Arvin Boolell, vêtu d’un kurta blanc, accueille ceux venus dire un ultime adieu à son père au domicile de celui-ci, à la rue Bancilhon, Port-Louis. Les accolades sont fortes, les regards tristes. Assises près de la dépouille couvertes de roses rouges et blanches, Myrta, l’épouse, et Mira, la fille.

14 heures. La maison et la rue sont pleines à craquer. On voit arriver les ministres Valayden et David. Une proche murmure : «C’est comme cela depuis hier, les gens n’ont pas cessé de venir.» Un peu plus tard, les ministres Dulloo et Sinatambou sympathisent avec un Arvin qui tient le coup. Pas de larmes, mais un visage meurtri par le chagrin. Un homme se penche sur la dépouille. Il hurle : «Kifer to kit nou, kifer ?»

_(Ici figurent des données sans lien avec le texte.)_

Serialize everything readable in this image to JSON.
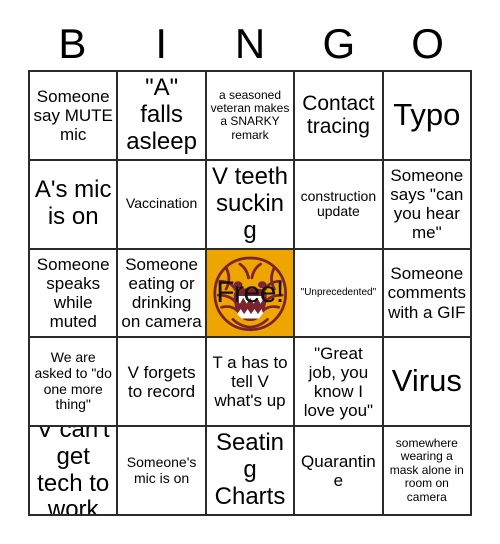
{
  "card": {
    "title": "BINGO",
    "header_letters": [
      "B",
      "I",
      "N",
      "G",
      "O"
    ],
    "colors": {
      "free_space_background": "#efa500",
      "grid_line": "#2b2b2b",
      "cell_background": "#ffffff",
      "text": "#000000",
      "mascot_dark": "#7a2430",
      "mascot_fill": "#efa500"
    },
    "free_space": {
      "label": "Free!",
      "icon": "tiger-mascot-icon"
    },
    "rows": [
      [
        {
          "text": "Someone say MUTE mic",
          "size": "s-m"
        },
        {
          "text": "\"A\" falls asleep",
          "size": "s-xl"
        },
        {
          "text": "a seasoned veteran makes a SNARKY remark",
          "size": "s-xs"
        },
        {
          "text": "Contact tracing",
          "size": "s-l"
        },
        {
          "text": "Typo",
          "size": "s-xxl"
        }
      ],
      [
        {
          "text": "A's mic is on",
          "size": "s-xl"
        },
        {
          "text": "Vaccination",
          "size": "s-s"
        },
        {
          "text": "V teeth sucking",
          "size": "s-xl"
        },
        {
          "text": "construction update",
          "size": "s-s"
        },
        {
          "text": "Someone says \"can you hear me\"",
          "size": "s-m"
        }
      ],
      [
        {
          "text": "Someone speaks while muted",
          "size": "s-m"
        },
        {
          "text": "Someone eating or drinking on camera",
          "size": "s-m"
        },
        {
          "text": "Free!",
          "size": "free"
        },
        {
          "text": "\"Unprecedented\"",
          "size": "s-xxs"
        },
        {
          "text": "Someone comments with a GIF",
          "size": "s-m"
        }
      ],
      [
        {
          "text": "We are asked to \"do one more thing\"",
          "size": "s-s"
        },
        {
          "text": "V forgets to record",
          "size": "s-m"
        },
        {
          "text": "T a has to tell V what's up",
          "size": "s-m"
        },
        {
          "text": "\"Great job, you know I love you\"",
          "size": "s-m"
        },
        {
          "text": "Virus",
          "size": "s-xxl"
        }
      ],
      [
        {
          "text": "V can't get tech to work",
          "size": "s-xl"
        },
        {
          "text": "Someone's mic is on",
          "size": "s-s"
        },
        {
          "text": "Seating Charts",
          "size": "s-xl"
        },
        {
          "text": "Quarantine",
          "size": "s-m"
        },
        {
          "text": "somewhere wearing a mask alone in room on camera",
          "size": "s-xs"
        }
      ]
    ]
  }
}
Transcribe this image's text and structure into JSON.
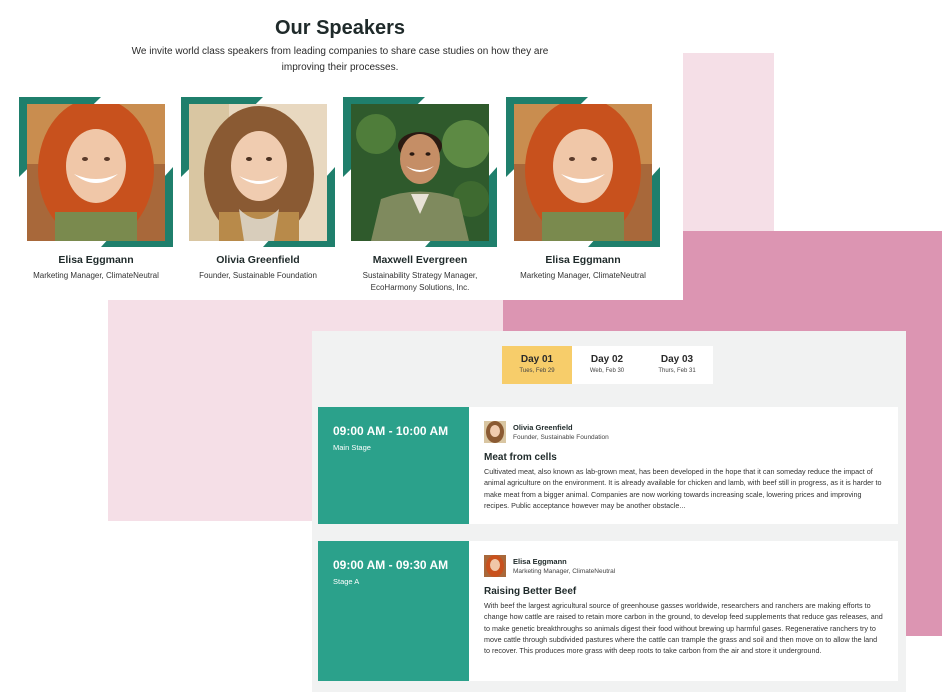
{
  "speakers_section": {
    "title": "Our Speakers",
    "subtitle": "We invite world class speakers from leading companies to share case studies on how they are improving their processes.",
    "speakers": [
      {
        "name": "Elisa Eggmann",
        "role": "Marketing Manager, ClimateNeutral"
      },
      {
        "name": "Olivia Greenfield",
        "role": "Founder, Sustainable Foundation"
      },
      {
        "name": "Maxwell Evergreen",
        "role": "Sustainability Strategy Manager, EcoHarmony Solutions, Inc."
      },
      {
        "name": "Elisa Eggmann",
        "role": "Marketing Manager, ClimateNeutral"
      }
    ]
  },
  "schedule": {
    "tabs": [
      {
        "day": "Day 01",
        "date": "Tues, Feb 29",
        "active": true
      },
      {
        "day": "Day 02",
        "date": "Web, Feb 30",
        "active": false
      },
      {
        "day": "Day 03",
        "date": "Thurs, Feb 31",
        "active": false
      }
    ],
    "sessions": [
      {
        "time": "09:00 AM - 10:00 AM",
        "stage": "Main Stage",
        "speaker_name": "Olivia Greenfield",
        "speaker_role": "Founder, Sustainable Foundation",
        "title": "Meat from cells",
        "description": "Cultivated meat, also known as lab-grown meat, has been developed in the hope that it can someday reduce the impact of animal agriculture on the environment. It is already available for chicken and lamb, with beef still in progress, as it is harder to make meat from a bigger animal. Companies are now working towards increasing scale, lowering prices and improving recipes. Public acceptance however may be another obstacle..."
      },
      {
        "time": "09:00 AM - 09:30 AM",
        "stage": "Stage A",
        "speaker_name": "Elisa Eggmann",
        "speaker_role": "Marketing Manager, ClimateNeutral",
        "title": "Raising Better Beef",
        "description": "With beef the largest agricultural source of greenhouse gasses worldwide, researchers and ranchers are making efforts to change how cattle are raised to retain more carbon in the ground, to develop feed supplements that reduce gas releases, and to make genetic breakthroughs so animals digest their food without brewing up harmful gases. Regenerative ranchers try to move cattle through subdivided pastures where the cattle can trample the grass and soil and then move on to allow the land to recover. This produces more grass with deep roots to take carbon from the air and store it underground."
      }
    ]
  },
  "colors": {
    "teal": "#2ba18b",
    "teal_dark": "#1f7f6c",
    "active_tab": "#f7cd6a",
    "pink_light": "#f5dfe7",
    "pink_dark": "#dc95b2"
  }
}
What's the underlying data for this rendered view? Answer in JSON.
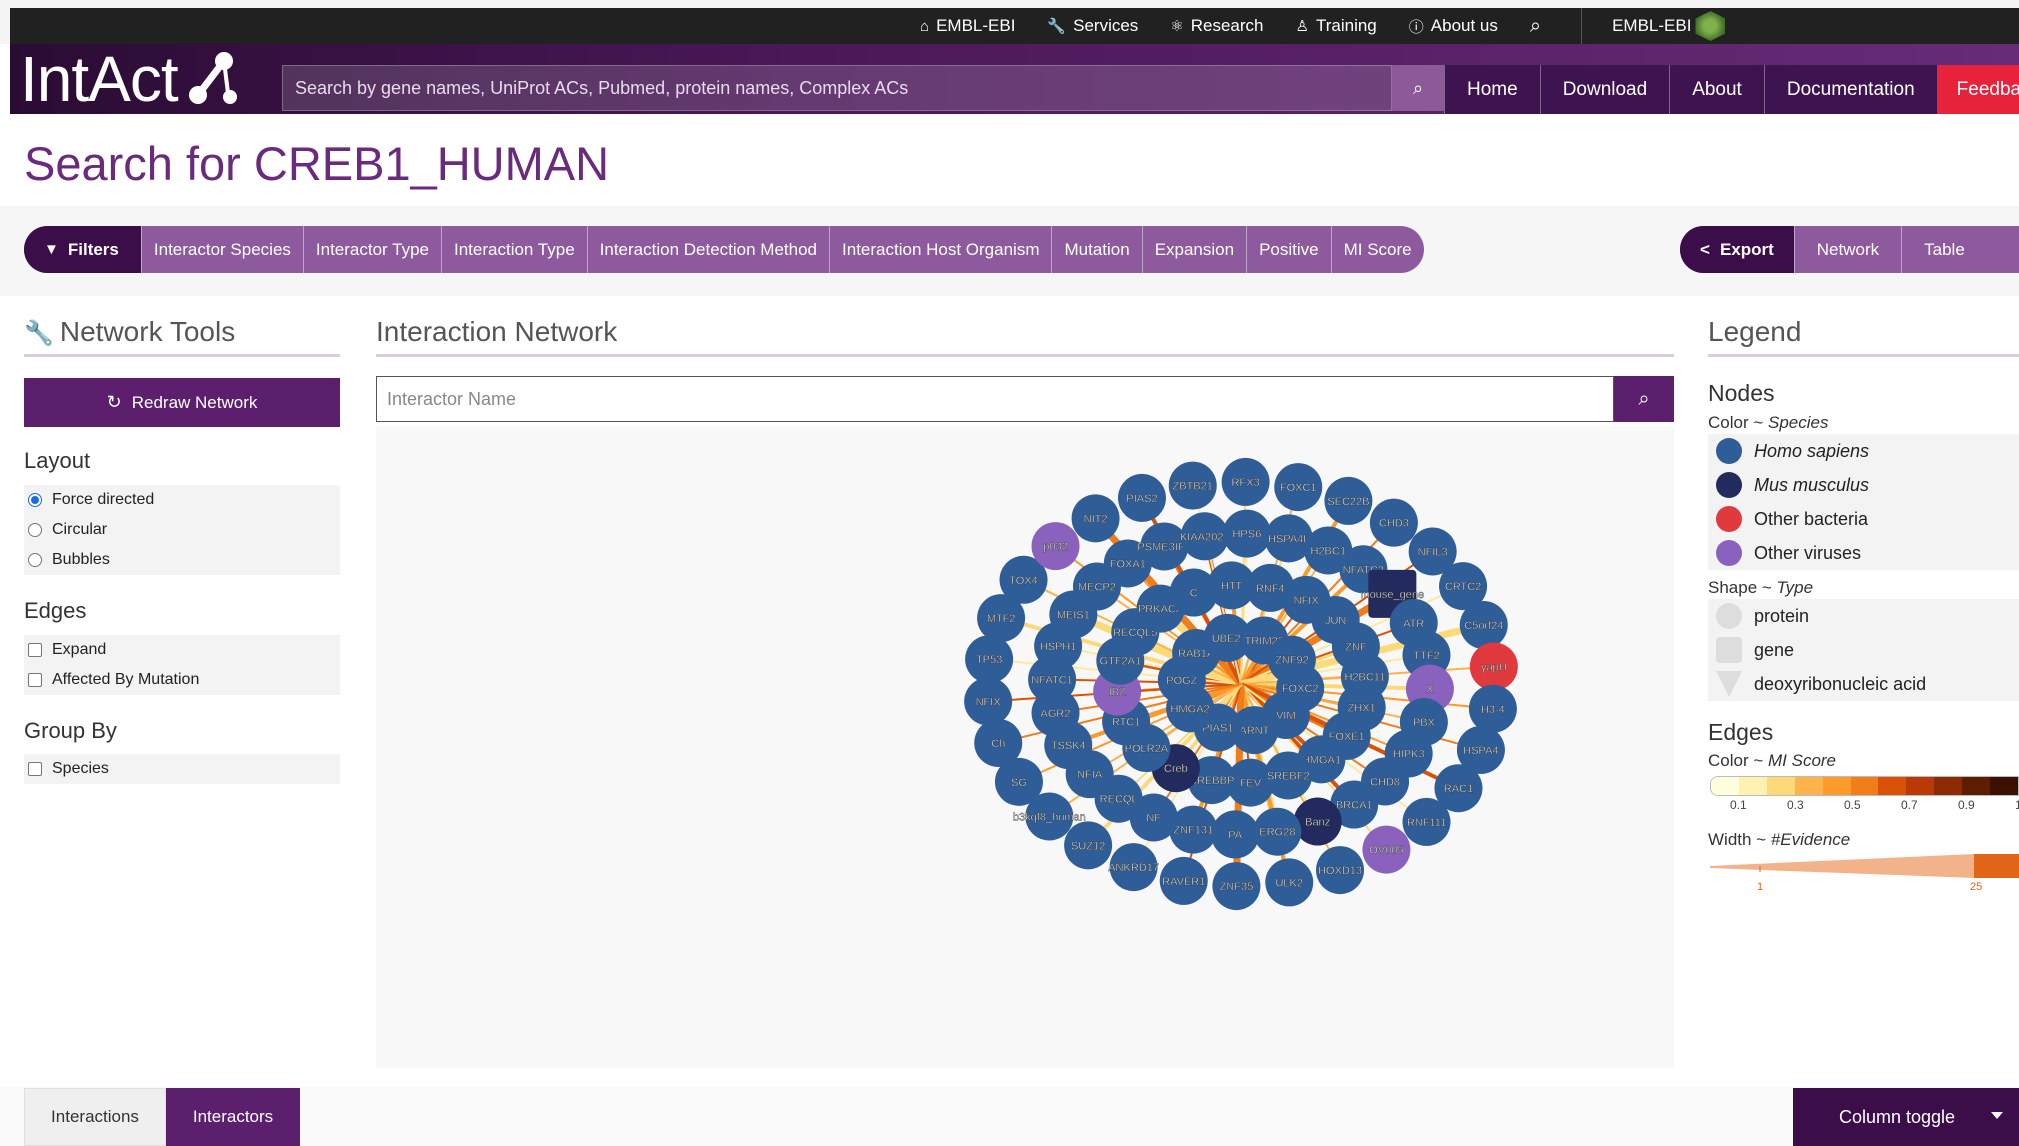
{
  "top_nav": {
    "links": [
      {
        "icon": "home-icon",
        "glyph": "⌂",
        "label": "EMBL-EBI"
      },
      {
        "icon": "wrench-icon",
        "glyph": "🔧",
        "label": "Services"
      },
      {
        "icon": "molecule-icon",
        "glyph": "⚛",
        "label": "Research"
      },
      {
        "icon": "person-icon",
        "glyph": "♙",
        "label": "Training"
      },
      {
        "icon": "info-icon",
        "glyph": "ⓘ",
        "label": "About us"
      }
    ],
    "search_glyph": "⌕",
    "brand": "EMBL-EBI"
  },
  "masthead": {
    "logo_text": "IntAct",
    "search_placeholder": "Search by gene names, UniProt ACs, Pubmed, protein names, Complex ACs",
    "search_glyph": "⌕",
    "nav": [
      "Home",
      "Download",
      "About",
      "Documentation"
    ],
    "feedback": "Feedback"
  },
  "page": {
    "title": "Search for CREB1_HUMAN"
  },
  "filters": {
    "label": "Filters",
    "items": [
      "Interactor Species",
      "Interactor Type",
      "Interaction Type",
      "Interaction Detection Method",
      "Interaction Host Organism",
      "Mutation",
      "Expansion",
      "Positive",
      "MI Score"
    ]
  },
  "export": {
    "label": "Export",
    "items": [
      "Network",
      "Table"
    ]
  },
  "tools": {
    "title": "Network Tools",
    "redraw": "Redraw Network",
    "layout_title": "Layout",
    "layouts": [
      {
        "label": "Force directed",
        "selected": true
      },
      {
        "label": "Circular",
        "selected": false
      },
      {
        "label": "Bubbles",
        "selected": false
      }
    ],
    "edges_title": "Edges",
    "edges": [
      "Expand",
      "Affected By Mutation"
    ],
    "group_title": "Group By",
    "group": [
      "Species"
    ]
  },
  "network": {
    "title": "Interaction Network",
    "search_placeholder": "Interactor Name",
    "colors": {
      "human": "#2f5d97",
      "mouse": "#232a5e",
      "virus": "#8a62be",
      "bacteria": "#e03a3e"
    },
    "nodes": [
      {
        "label": "VIM",
        "s": "human"
      },
      {
        "label": "ARNT",
        "s": "human"
      },
      {
        "label": "PIAS1",
        "s": "human"
      },
      {
        "label": "HMGA2",
        "s": "human"
      },
      {
        "label": "POGZ",
        "s": "human"
      },
      {
        "label": "RAB1A",
        "s": "human"
      },
      {
        "label": "UBE2I",
        "s": "human"
      },
      {
        "label": "TRIM22",
        "s": "human"
      },
      {
        "label": "ZNF92",
        "s": "human"
      },
      {
        "label": "FOXC2",
        "s": "human"
      },
      {
        "label": "FEV",
        "s": "human"
      },
      {
        "label": "CREBBP",
        "s": "human"
      },
      {
        "label": "Creb",
        "s": "mouse"
      },
      {
        "label": "POLR2A",
        "s": "human"
      },
      {
        "label": "RTC1",
        "s": "human"
      },
      {
        "label": "IBZ",
        "s": "virus"
      },
      {
        "label": "GTF2A1",
        "s": "human"
      },
      {
        "label": "RECQL5",
        "s": "human"
      },
      {
        "label": "PRKACA",
        "s": "human"
      },
      {
        "label": "C",
        "s": "human"
      },
      {
        "label": "HTT",
        "s": "human"
      },
      {
        "label": "RNF4",
        "s": "human"
      },
      {
        "label": "NFIX",
        "s": "human"
      },
      {
        "label": "JUN",
        "s": "human"
      },
      {
        "label": "ZNF",
        "s": "human"
      },
      {
        "label": "H2BC11",
        "s": "human"
      },
      {
        "label": "ZHX1",
        "s": "human"
      },
      {
        "label": "FOXE1",
        "s": "human"
      },
      {
        "label": "HMGA1",
        "s": "human"
      },
      {
        "label": "SREBF2",
        "s": "human"
      },
      {
        "label": "RECQL",
        "s": "human"
      },
      {
        "label": "NFIA",
        "s": "human"
      },
      {
        "label": "TSSK4",
        "s": "human"
      },
      {
        "label": "AGR2",
        "s": "human"
      },
      {
        "label": "NFATC1",
        "s": "human"
      },
      {
        "label": "HSPH1",
        "s": "human"
      },
      {
        "label": "MEIS1",
        "s": "human"
      },
      {
        "label": "MECP2",
        "s": "human"
      },
      {
        "label": "FOXA1",
        "s": "human"
      },
      {
        "label": "PSME3IP1",
        "s": "human"
      },
      {
        "label": "KIAA2026",
        "s": "human"
      },
      {
        "label": "HPS6",
        "s": "human"
      },
      {
        "label": "HSPA4L",
        "s": "human"
      },
      {
        "label": "H2BC1",
        "s": "human"
      },
      {
        "label": "NFATC2",
        "s": "human"
      },
      {
        "label": "mouse_gene",
        "s": "mouse"
      },
      {
        "label": "ATR",
        "s": "human"
      },
      {
        "label": "TTF2",
        "s": "human"
      },
      {
        "label": "X",
        "s": "virus"
      },
      {
        "label": "PBX",
        "s": "human"
      },
      {
        "label": "HIPK3",
        "s": "human"
      },
      {
        "label": "CHD8",
        "s": "human"
      },
      {
        "label": "BRCA1",
        "s": "human"
      },
      {
        "label": "Banz",
        "s": "mouse"
      },
      {
        "label": "ERG28",
        "s": "human"
      },
      {
        "label": "PA",
        "s": "human"
      },
      {
        "label": "ZNF131",
        "s": "human"
      },
      {
        "label": "NF",
        "s": "human"
      },
      {
        "label": "NFIX",
        "s": "human"
      },
      {
        "label": "TP53",
        "s": "human"
      },
      {
        "label": "MTF2",
        "s": "human"
      },
      {
        "label": "TOX4",
        "s": "human"
      },
      {
        "label": "p032",
        "s": "virus"
      },
      {
        "label": "NIT2",
        "s": "human"
      },
      {
        "label": "PIAS2",
        "s": "human"
      },
      {
        "label": "ZBTB21",
        "s": "human"
      },
      {
        "label": "RFX3",
        "s": "human"
      },
      {
        "label": "FOXC1",
        "s": "human"
      },
      {
        "label": "SEC22B",
        "s": "human"
      },
      {
        "label": "CHD3",
        "s": "human"
      },
      {
        "label": "NFIL3",
        "s": "human"
      },
      {
        "label": "CRTC2",
        "s": "human"
      },
      {
        "label": "C5orf24",
        "s": "human"
      },
      {
        "label": "yapH",
        "s": "bacteria"
      },
      {
        "label": "H3-4",
        "s": "human"
      },
      {
        "label": "HSPA4",
        "s": "human"
      },
      {
        "label": "RAC1",
        "s": "human"
      },
      {
        "label": "RNF111",
        "s": "human"
      },
      {
        "label": "OV005",
        "s": "virus"
      },
      {
        "label": "HOXD13",
        "s": "human"
      },
      {
        "label": "ULK2",
        "s": "human"
      },
      {
        "label": "ZNF35",
        "s": "human"
      },
      {
        "label": "RAVER1",
        "s": "human"
      },
      {
        "label": "ANKRD17",
        "s": "human"
      },
      {
        "label": "SUZ12",
        "s": "human"
      },
      {
        "label": "b3kqf8_human",
        "s": "human"
      },
      {
        "label": "SG",
        "s": "human"
      },
      {
        "label": "Ch",
        "s": "human"
      }
    ]
  },
  "legend": {
    "title": "Legend",
    "nodes_title": "Nodes",
    "color_caption_prefix": "Color ~ ",
    "color_caption_var": "Species",
    "species": [
      {
        "label": "Homo sapiens",
        "color": "#2f5d97",
        "italic": true
      },
      {
        "label": "Mus musculus",
        "color": "#232a5e",
        "italic": true
      },
      {
        "label": "Other bacteria",
        "color": "#e03a3e",
        "italic": false
      },
      {
        "label": "Other viruses",
        "color": "#8a62be",
        "italic": false
      }
    ],
    "shape_caption_prefix": "Shape ~ ",
    "shape_caption_var": "Type",
    "types": [
      "protein",
      "gene",
      "deoxyribonucleic acid"
    ],
    "edges_title": "Edges",
    "edge_color_caption_prefix": "Color ~ ",
    "edge_color_caption_var": "MI Score",
    "scale_colors": [
      "#ffffe0",
      "#fff1b0",
      "#fed978",
      "#feb24c",
      "#fd9a2a",
      "#f07c1a",
      "#d95208",
      "#b83a06",
      "#8c2a04",
      "#5e1d02",
      "#3b1000"
    ],
    "scale_labels": [
      "0.1",
      "0.3",
      "0.5",
      "0.7",
      "0.9",
      "1"
    ],
    "width_caption_prefix": "Width ~ ",
    "width_caption_var": "#Evidence",
    "width_labels": [
      "1",
      "25"
    ]
  },
  "bottom_tabs": {
    "tab1": "Interactions",
    "tab2": "Interactors",
    "column_toggle": "Column toggle"
  }
}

14h25. C’est l’heure des prières avant la levée du corps. On entend : «Bloke ! » «Pas les rentre !» Et pourtant, les gens continuent à entrer. Navin Ramgoolam, son épouse Veena, dans un sari de couleur sombre, sir Anerood et Lady Jugnauth, dans un sari rose et khaki, ainsi que Paul Bérenger arrivent. Ils consolent la veuve. Les prières commencent...

14h45. Levée du corps qu’on place dans un cercueil de bambou orné de fleurs. Le président de l’Arya Samaj dit quelques mots et les prières reprennent. Dehors sous la pluie, les bénévoles tentent de frayer un passage au milieu d’une masse humaine grandissante. Peu avant trois heures, les soldats de la SMF ouvrent le cortège funèbre. Sur leurs épaules, feu sir Satcam.

Arrivée à la rue Labourdonnais, la dépouille est placée sur une jeep fleurie pendant que la fanfare de la police joue une marche funèbre. Le cortège se dirige vers l’hôtel du gouvernement où une grosse foule est massée malgré la pluie.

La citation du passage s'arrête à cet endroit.